Commençons par la fin. Vous avez déclaré: «Quand j’aurai réalisé dix films, j’arrêterai.» Puis vous avez dit le contraire. Et l’inverse du contraire. Aujourd’hui sort votre dixième film, Arthur et les Minimoys. Il est 16 h 58, jeudi 23 novembre 2006: vous arrêtez ou vous n’arrêtez pas?
Ce n’est pas gentil de me poser la question ainsi, parce que ce n’est pas si simple. Je l’ai évidemment dit, mais comme pour faire un bilan à voix haute. J’en suis à ma trentième année de cinéma. J’ai effectivement réalisé dix films et j’ai toujours pensé que, si j’y parvenais, je serais un homme heureux. C’est le cas. Mais je sais qu’un jour le désir disparaîtra. Donc, je prends les devants. Pour moi et pour celui qui me soutient depuis longtemps: le public.

C’est donc une décision théorique.

Exactement. De façon théorique, j’ai envie d’arrêter. Mais si, demain, je lis un scénario qui me fait pleurer, j’y retourne.

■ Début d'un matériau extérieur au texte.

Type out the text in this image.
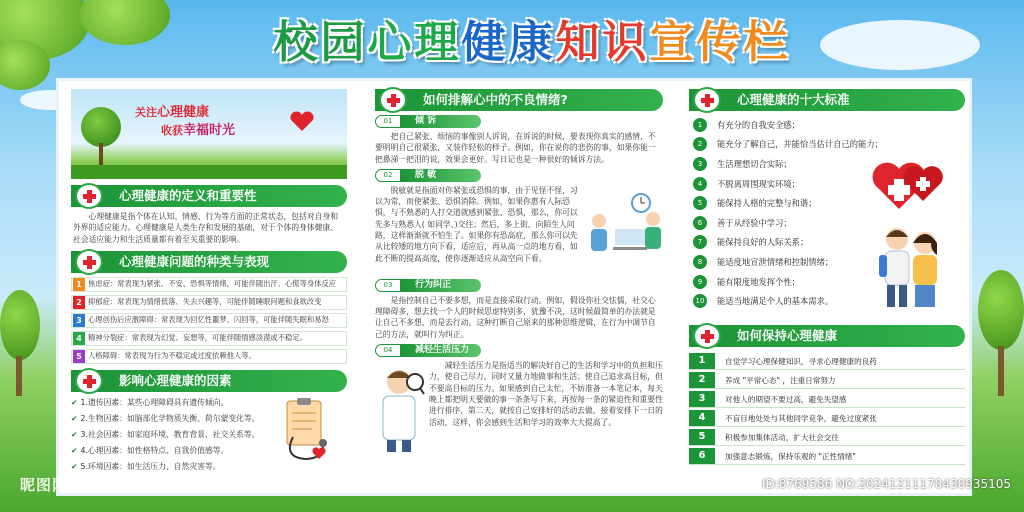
校园 心理 健康 知识 宣传栏
关注心理健康
收获幸福时光
心理健康的定义和重要性
心理健康是指个体在认知、情感、行为等方面的正常状态，包括对自身和外界的适应能力。心理健康是人类生存和发展的基础，对于个体的身体健康、社会适应能力和生活质量都有着至关重要的影响。
心理健康问题的种类与表现
1 焦虑症：常表现为紧张、不安、恐惧等情绪，可能伴随出汗、心慌等身体反应
2 抑郁症：常表现为情绪低落、失去兴趣等，可能伴随睡眠问题和食欲改变
3 心理创伤后应激障碍：常表现为回忆性噩梦、闪回等，可能伴随失眠和易怒
4 精神分裂症：常表现为幻觉、妄想等，可能伴随情感淡漠或不稳定。
5 人格障碍：常表现为行为不稳定或过度依赖他人等。
影响心理健康的因素
✔ 1.遗传因素：某些心理障碍具有遗传倾向。
✔ 2.生物因素：如脑部化学物质失衡、荷尔蒙变化等。
✔ 3.社会因素：如家庭环境、教育背景、社交关系等。
✔ 4.心理因素：如性格特点、自我价值感等。
✔ 5.环境因素：如生活压力、自然灾害等。
如何排解心中的不良情绪?
01	倾 诉
把自己紧张、烦恼的事像别人诉说，在诉说的时候，要表现你真实的感情，不要明明自己很紧张，又装作轻松的样子。例如，你在说你的悲伤的事，如果你能一把鼻涕一把泪的说，效果会更好。写日记也是一种很好的倾诉方法。
02	脱 敏
脱敏就是指面对你紧张或恐惧的事，由于见怪不怪，习以为常，而使紧张、恐惧消除。例如，如果你惠有人际恐惧，与不熟悉的人打交道就感到紧张、恐惧，那么，你可以先多与熟悉人( 如同学、)交往；然后，多上街，向陌生人问路，这样渐渐就不怕生了。如果你有恐高症，那么你可以先从比较矮的地方向下看，适应后，再从高一点的地方看，如此不断的提高高度，使你逐渐适应从高空向下看。
03	行为纠正
是指控制自己不要多想，而是直接采取行动。例如，假设你社交怯懦，社交心理障碍多，想去找一个人的时候思虑特别多，犹豫不决，这时候最简单的办法就是让自己不多想，而是去行动。这种打断自己原来的那种思维逻辑，在行为中调节自己的方法，就叫行为纠正。
04	减轻生活压力
减轻生活压力是指适当的解决好自己的生活和学习中的负担和压力，使自己尽力，同时又量力地做事和生活；使自己追求高目标，但不要高目标的压力。如果感到自己太忙，不妨准备一本笔记本，每天晚上都把明天要做的事一条条写下来，再按每一条的紧迫性和重要性进行排序，第二天，就按自己安排好的活动去做，接着安排下一日的活动，这样，你会感到生活和学习的效率大大提高了。
心理健康的十大标准
1	有充分的自我安全感；
2	能充分了解自己，并能恰当估计自己的能力；
3	生活理想切合实际；
4	不脱离周围现实环境；
5	能保持人格的完整与和谐；
6	善于从经验中学习；
7	能保持良好的人际关系；
8	能适度地宣泄情绪和控制情绪；
9	能有限度地发挥个性；
10	能适当地满足个人的基本需求。
如何保持心理健康
1	自觉学习心理保健知识，寻求心理健康的良药
2	养成 "平常心态" ，注重日常努力
3	对他人的期望不要过高，避免失望感
4	不盲目地处处与其他同学竞争，避免过度紧张
5	积极参加集体活动，扩大社会交往
6	加强意志锻炼，保持乐观的 "正性情绪"
昵图网 www.nipic.com	ID:8769586 NO:20241211170430935105
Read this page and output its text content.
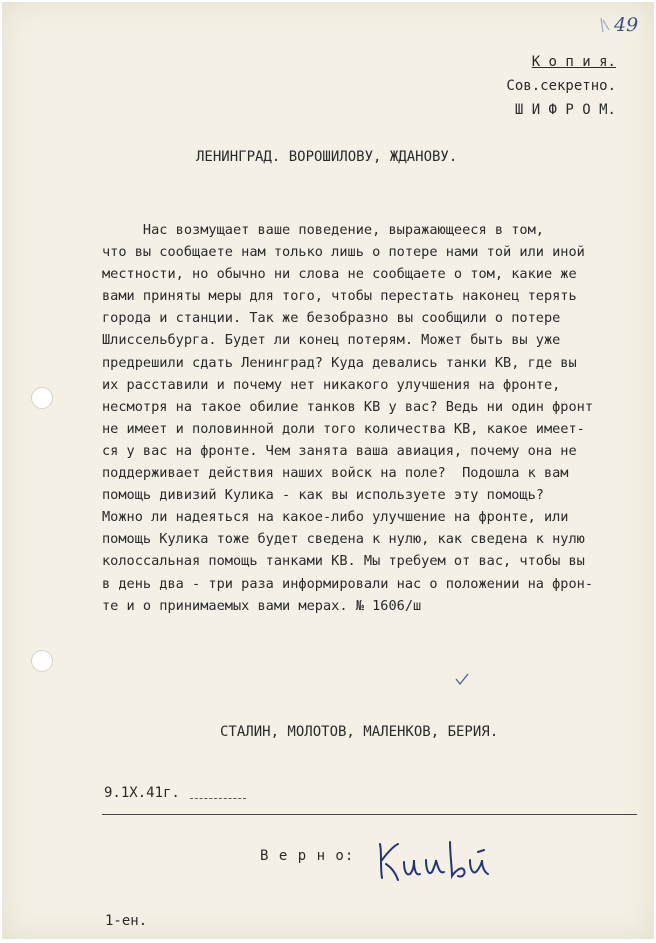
49
К о п и я.
Сов.секретно.
Ш И Ф Р О М.
ЛЕНИНГРАД. ВОРОШИЛОВУ, ЖДАНОВУ.
Нас возмущает ваше поведение, выражающееся в том,
что вы сообщаете нам только лишь о потере нами той или иной
местности, но обычно ни слова не сообщаете о том, какие же
вами приняты меры для того, чтобы перестать наконец терять
города и станции. Так же безобразно вы сообщили о потере
Шлиссельбурга. Будет ли конец потерям. Может быть вы уже
предрешили сдать Ленинград? Куда девались танки КВ, где вы
их расставили и почему нет никакого улучшения на фронте,
несмотря на такое обилие танков КВ у вас? Ведь ни один фронт
не имеет и половинной доли того количества КВ, какое имеет-
ся у вас на фронте. Чем занята ваша авиация, почему она не
поддерживает действия наших войск на поле?  Подошла к вам
помощь дивизий Кулика - как вы используете эту помощь?
Можно ли надеяться на какое-либо улучшение на фронте, или
помощь Кулика тоже будет сведена к нулю, как сведена к нулю
колоссальная помощь танками КВ. Мы требуем от вас, чтобы вы
в день два - три раза информировали нас о положении на фрон-
те и о принимаемых вами мерах. № 1606/ш
СТАЛИН, МОЛОТОВ, МАЛЕНКОВ, БЕРИЯ.
9.1Х.41г.
В е р н о:
1-ен.
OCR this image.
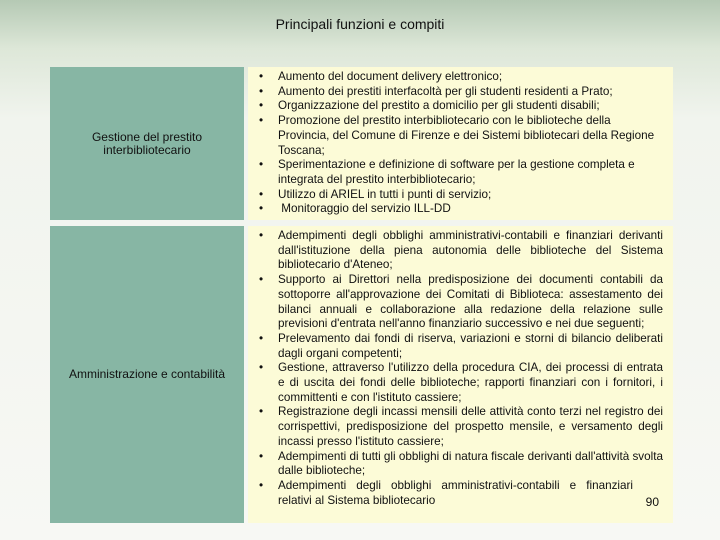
Principali funzioni e compiti
Gestione del prestito interbibliotecario
• Aumento del document delivery elettronico;
• Aumento dei prestiti interfacoltà per gli studenti residenti a Prato;
• Organizzazione del prestito a domicilio per gli studenti disabili;
• Promozione del prestito interbibliotecario con le biblioteche della Provincia, del Comune di Firenze e dei Sistemi bibliotecari della Regione Toscana;
• Sperimentazione e definizione di software per la gestione completa e integrata del prestito interbibliotecario;
• Utilizzo di ARIEL in tutti i punti di servizio;
•  Monitoraggio del servizio ILL-DD
Amministrazione e contabilità
• Adempimenti degli obblighi amministrativi-contabili e finanziari derivanti dall'istituzione della piena autonomia delle biblioteche del Sistema bibliotecario d'Ateneo;
• Supporto ai Direttori nella predisposizione dei documenti contabili da sottoporre all'approvazione dei Comitati di Biblioteca: assestamento dei bilanci annuali e collaborazione alla redazione della relazione sulle previsioni d'entrata nell'anno finanziario successivo e nei due seguenti;
• Prelevamento dai fondi di riserva, variazioni e storni di bilancio deliberati dagli organi competenti;
• Gestione, attraverso l'utilizzo della procedura CIA, dei processi di entrata e di uscita dei fondi delle biblioteche; rapporti finanziari con i fornitori, i committenti e con l'istituto cassiere;
• Registrazione degli incassi mensili delle attività conto terzi nel registro dei corrispettivi, predisposizione del prospetto mensile, e versamento degli incassi presso l'istituto cassiere;
• Adempimenti di tutti gli obblighi di natura fiscale derivanti dall'attività svolta dalle biblioteche;
• Adempimenti degli obblighi amministrativi-contabili e finanziari relativi al Sistema bibliotecario	90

Aujourd’hui, en repensant à ma carrière, au Grand Bleu et à ses quarante-huit semaines de tournage, à Jeanne d’Arc et à ses 900 figurants au quotidien, à Arthur et les Minimoys, sur lequel je travaille depuis cinq ans, je me sens… [Soupir.]

Vous n’avez qu’à mettre en scène une histoire d’amour dans un deux pièces-cuisine!

C’est ce que j’ai fait avec Angel-A!

Ah bon?

Ce film-là est né de la frustration de ne pas avancer avec Arthur, qui, techniquement, a mis des mois à prendre forme. Du coup, j’ai eu envie d’une petite histoire: un acteur, une actrice, beaucoup de dialogues.

Justement, d’où vous vient cette envie de raconter des histoires?

Ce sont des choses inconscientes qui se collent les unes aux autres. Pour Arthur et les Minimoys, tout part de mon désir de traiter de l’écologie. Quand j’étais petit, j’ai vécu en Grèce, et ce rapport direct avec la nature m’a structuré. Je ne suis pas un homme politique, je ne suis pas un militant, je suis un artiste. En tant que tel, je peux contribuer à faire passer un message qui n’est pas le même que celui de Nicolas Hulot ou d’un scientifique. J’ai toujours été un peu frustré de ne pas trouver le sujet qui me permettrait de parler de l’écologie d’une façon intelligente, sans embêter les gens. Alors, quand Patrice Garcia est venu avec son petit personnage, Arthur, il y a eu un déclic. Arthur est un gars totalement intégré à la nature. Il vit dedans. Il n’a pas le choix. Aujourd’hui, si l’on ne remet pas l’environnement au centre du cercle, on court à la catastrophe. Il n’est plus question de savoir si chacun pourra préserver son petit plaisir personnel. Il faut y aller ensemble.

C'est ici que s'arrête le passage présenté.